It is amazing how quickly it starts raining here. It's dry and slightly overcast one minute and the next, the skies literally open up and drench everything. It's almost like a faucet gets turned on and instantly, it's a monsoon. Florida rains seem to come on more slowly, with less dramatic onset, but I could just be sensitive.
More amazing is how much water can accumulate in a short period of time. I'm about half way down the volcano and the water that comes down the front of the house is truly amazing. It's God's perfect street cleaning system too; Everything up road, ends up down road. I've seen what it does all the way down the mountain at the shore too. Water can move some sand, quickly.

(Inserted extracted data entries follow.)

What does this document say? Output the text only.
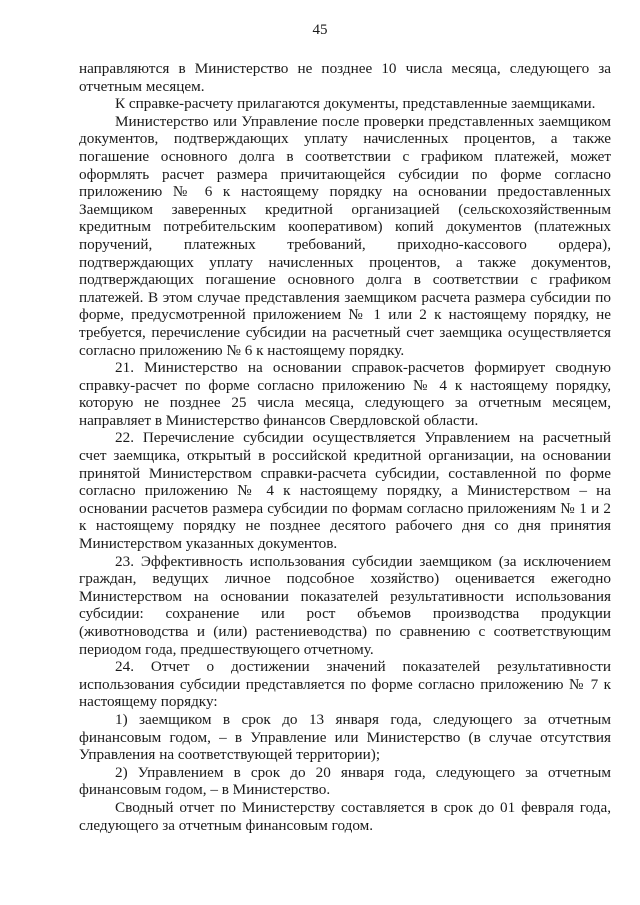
45

направляются в Министерство не позднее 10 числа месяца, следующего за отчетным месяцем.

К справке-расчету прилагаются документы, представленные заемщиками.

Министерство или Управление после проверки представленных заемщиком документов, подтверждающих уплату начисленных процентов, а также погашение основного долга в соответствии с графиком платежей, может оформлять расчет размера причитающейся субсидии по форме согласно приложению № 6 к настоящему порядку на основании предоставленных Заемщиком заверенных кредитной организацией (сельскохозяйственным кредитным потребительским кооперативом) копий документов (платежных поручений, платежных требований, приходно-кассового ордера), подтверждающих уплату начисленных процентов, а также документов, подтверждающих погашение основного долга в соответствии с графиком платежей. В этом случае представления заемщиком расчета размера субсидии по форме, предусмотренной приложением № 1 или 2 к настоящему порядку, не требуется, перечисление субсидии на расчетный счет заемщика осуществляется согласно приложению № 6 к настоящему порядку.

21. Министерство на основании справок-расчетов формирует сводную справку-расчет по форме согласно приложению № 4 к настоящему порядку, которую не позднее 25 числа месяца, следующего за отчетным месяцем, направляет в Министерство финансов Свердловской области.

22. Перечисление субсидии осуществляется Управлением на расчетный счет заемщика, открытый в российской кредитной организации, на основании принятой Министерством справки-расчета субсидии, составленной по форме согласно приложению № 4 к настоящему порядку, а Министерством – на основании расчетов размера субсидии по формам согласно приложениям № 1 и 2 к настоящему порядку не позднее десятого рабочего дня со дня принятия Министерством указанных документов.

23. Эффективность использования субсидии заемщиком (за исключением граждан, ведущих личное подсобное хозяйство) оценивается ежегодно Министерством на основании показателей результативности использования субсидии: сохранение или рост объемов производства продукции (животноводства и (или) растениеводства) по сравнению с соответствующим периодом года, предшествующего отчетному.

24. Отчет о достижении значений показателей результативности использования субсидии представляется по форме согласно приложению № 7 к настоящему порядку:

1) заемщиком в срок до 13 января года, следующего за отчетным финансовым годом, – в Управление или Министерство (в случае отсутствия Управления на соответствующей территории);

2) Управлением в срок до 20 января года, следующего за отчетным финансовым годом, – в Министерство.

Сводный отчет по Министерству составляется в срок до 01 февраля года, следующего за отчетным финансовым годом.
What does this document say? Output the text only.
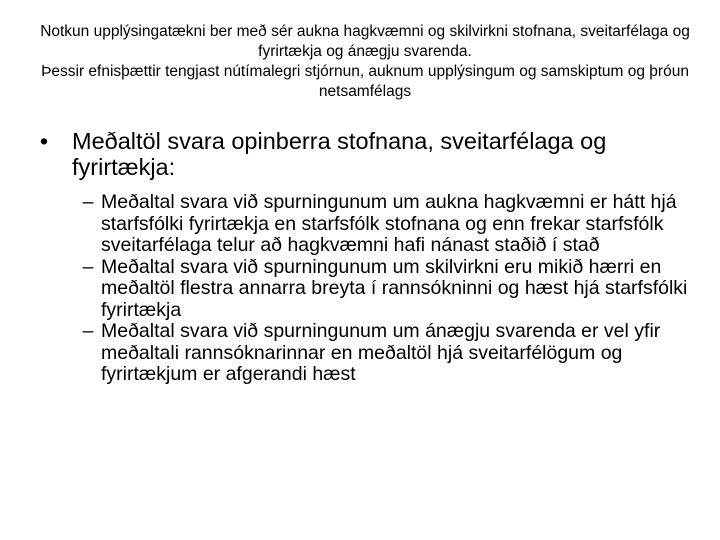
Notkun upplýsingatækni ber með sér aukna hagkvæmni og skilvirkni stofnana, sveitarfélaga og fyrirtækja og ánægju svarenda.

Þessir efnisþættir tengjast nútímalegri stjórnun, auknum upplýsingum og samskiptum og þróun netsamfélags

• Meðaltöl svara opinberra stofnana, sveitarfélaga og fyrirtækja:
– Meðaltal svara við spurningunum um aukna hagkvæmni er hátt hjá starfsfólki fyrirtækja en starfsfólk stofnana og enn frekar starfsfólk sveitarfélaga telur að hagkvæmni hafi nánast staðið í stað
– Meðaltal svara við spurningunum um skilvirkni eru mikið hærri en meðaltöl flestra annarra breyta í rannsókninni og hæst hjá starfsfólki fyrirtækja
– Meðaltal svara við spurningunum um ánægju svarenda er vel yfir meðaltali rannsóknarinnar en meðaltöl hjá sveitarfélögum og fyrirtækjum er afgerandi hæst
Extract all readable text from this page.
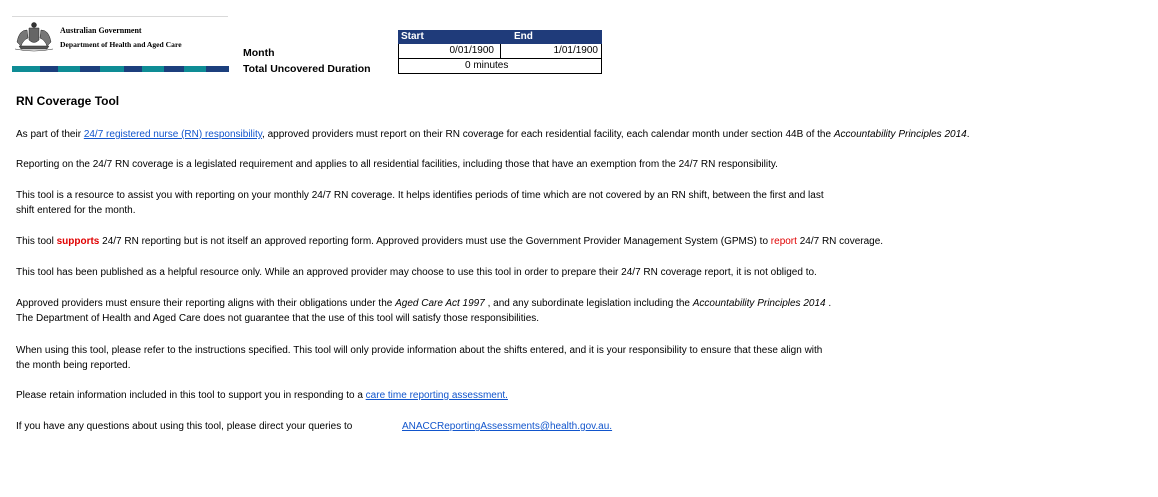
Australian Government
Department of Health and Aged Care
Month
Total Uncovered Duration
Start	End
0/01/1900	1/01/1900
0 minutes
RN Coverage Tool
As part of their 24/7 registered nurse (RN) responsibility, approved providers must report on their RN coverage for each residential facility, each calendar month under section 44B of the Accountability Principles 2014.
Reporting on the 24/7 RN coverage is a legislated requirement and applies to all residential facilities, including those that have an exemption from the 24/7 RN responsibility.
This tool is a resource to assist you with reporting on your monthly 24/7 RN coverage. It helps identifies periods of time which are not covered by an RN shift, between the first and last
shift entered for the month.
This tool supports 24/7 RN reporting but is not itself an approved reporting form. Approved providers must use the Government Provider Management System (GPMS) to report 24/7 RN coverage.
This tool has been published as a helpful resource only. While an approved provider may choose to use this tool in order to prepare their 24/7 RN coverage report, it is not obliged to.
Approved providers must ensure their reporting aligns with their obligations under the Aged Care Act 1997 , and any subordinate legislation including the Accountability Principles 2014 .
The Department of Health and Aged Care does not guarantee that the use of this tool will satisfy those responsibilities.
When using this tool, please refer to the instructions specified. This tool will only provide information about the shifts entered, and it is your responsibility to ensure that these align with
the month being reported.
Please retain information included in this tool to support you in responding to a care time reporting assessment.
If you have any questions about using this tool, please direct your queries to	ANACCReportingAssessments@health.gov.au.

Whenever I see and think of moving water, I think of my experience in Maui with the only time I was caught in a flash flood. There are few things more horrific than facing a wall of water from massive rains, running down the side of a mountain.

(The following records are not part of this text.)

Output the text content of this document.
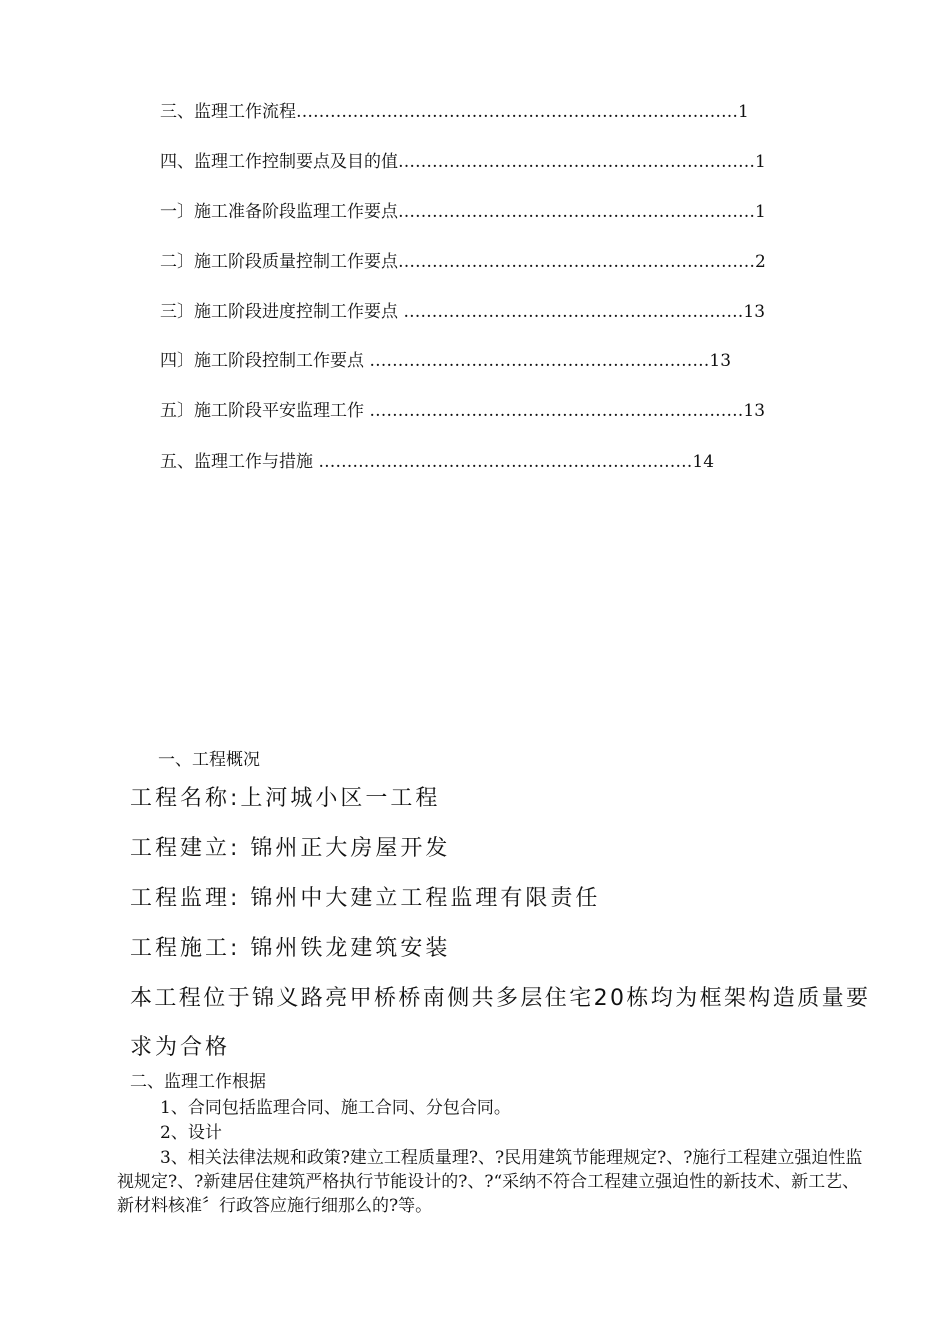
三、监理工作流程……………………………………………………………………1
四、监理工作控制要点及目的值………………………………………………………1
一〕施工准备阶段监理工作要点………………………………………………………1
二〕施工阶段质量控制工作要点………………………………………………………2
三〕施工阶段进度控制工作要点 ……………………………………………………13
四〕施工阶段控制工作要点 ……………………………………………………13
五〕施工阶段平安监理工作 …………………………………………………………13
五、监理工作与措施 …………………………………………………………14
一、工程概况
工程名称:上河城小区一工程
工程建立: 锦州正大房屋开发
工程监理: 锦州中大建立工程监理有限责任
工程施工: 锦州铁龙建筑安装
本工程位于锦义路亮甲桥桥南侧共多层住宅20栋均为框架构造质量要
求为合格
二、监理工作根据
1、合同包括监理合同、施工合同、分包合同。
2、设计
3、相关法律法规和政策?建立工程质量理?、?民用建筑节能理规定?、?施行工程建立强迫性监视规定?、?新建居住建筑严格执行节能设计的?、?“采纳不符合工程建立强迫性的新技术、新工艺、新材料核准〞行政答应施行细那么的?等。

I was living on a little farm on the north shore of Maui in a small house at the edge of a drainage stream, just down hill from a blacktop road. Over the stream was a curved aqueduct bridge. I could walk under the bridge from the property. The stream moved small amounts of rainwater from the top of Haleakala Volcano to the sea during the time I was living there. One night it rained, and rained hard. I never gave it much though as I was in a rain forest, but this was different. It just didn't stop.

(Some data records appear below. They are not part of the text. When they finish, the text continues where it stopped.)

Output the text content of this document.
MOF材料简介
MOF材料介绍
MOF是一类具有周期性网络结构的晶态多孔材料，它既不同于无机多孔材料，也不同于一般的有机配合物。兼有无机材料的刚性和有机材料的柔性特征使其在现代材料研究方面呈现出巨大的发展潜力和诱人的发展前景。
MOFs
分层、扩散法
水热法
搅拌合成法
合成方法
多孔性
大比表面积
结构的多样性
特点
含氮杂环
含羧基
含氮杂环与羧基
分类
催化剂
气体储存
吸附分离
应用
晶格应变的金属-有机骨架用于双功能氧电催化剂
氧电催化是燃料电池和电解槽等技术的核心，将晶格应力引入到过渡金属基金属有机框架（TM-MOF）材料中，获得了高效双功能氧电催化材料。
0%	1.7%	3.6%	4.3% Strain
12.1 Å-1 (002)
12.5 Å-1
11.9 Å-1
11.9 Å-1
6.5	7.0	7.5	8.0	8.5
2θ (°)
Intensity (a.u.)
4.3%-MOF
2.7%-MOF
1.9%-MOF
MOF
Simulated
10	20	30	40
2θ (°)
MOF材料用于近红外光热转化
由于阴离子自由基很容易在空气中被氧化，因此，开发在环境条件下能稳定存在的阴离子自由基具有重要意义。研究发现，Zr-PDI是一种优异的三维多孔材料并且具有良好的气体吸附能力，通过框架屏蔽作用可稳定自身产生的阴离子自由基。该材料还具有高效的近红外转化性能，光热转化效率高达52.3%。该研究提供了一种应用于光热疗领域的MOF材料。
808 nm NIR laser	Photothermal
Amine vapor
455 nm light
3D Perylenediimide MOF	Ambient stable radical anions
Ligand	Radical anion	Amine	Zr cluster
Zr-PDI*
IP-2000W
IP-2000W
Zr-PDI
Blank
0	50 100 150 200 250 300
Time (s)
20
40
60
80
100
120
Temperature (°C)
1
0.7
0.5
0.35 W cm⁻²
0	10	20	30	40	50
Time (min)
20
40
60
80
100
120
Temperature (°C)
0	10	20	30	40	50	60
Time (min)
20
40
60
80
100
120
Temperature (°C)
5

Gradually I watched the stream rise to right beside my rental house, and then it happened. The water volume became so big that it exceeded the aqueduct, and moved over the top of the bridge, down the road, and into my steep driveway which led to the carport open garage. I heard the water hitting the back bumper of my Toyota 4-Runner and the underside of the house.
For a few moments, I didn't know what to do, but I knew I had to get out of the house. It was quite possible that the water could lift the house off the cement block stilts and sweep it down stream. I wasn't going to be in the house when that happened. I pulled on my knee high rubber boots (mandatory rain forest garb), grabbed my wallet, my dog (Doberman puppy), the keys and hit the electric breakers off as I bolted thru the door to the truck. The water was up to mid door at that point, and I managed to climb into the truck thru an open window. I threw the puppy into the passenger front seat, and prayed as I started the engine, threw it into reverse 4 WD, and gunned the gas to back out of the carport, up the drive and on to the road's pavement. I made it out of the gully. Whew! I sat for a moments contemplating what I left behind and if I'd see it again. The water continued to rise.
I ended up at a friends house for the night and returned to the house the next day. The yard was spotless clean from the washout it received. The grass was almost combed down in the direction of the water flow. It actually looked nice. No damage beyond my memory, but a night of water I won't ever forget. Until the day he died, I doubt my Doberman ever forgot either.
It is supposed to continue to rain all day on Sunday too.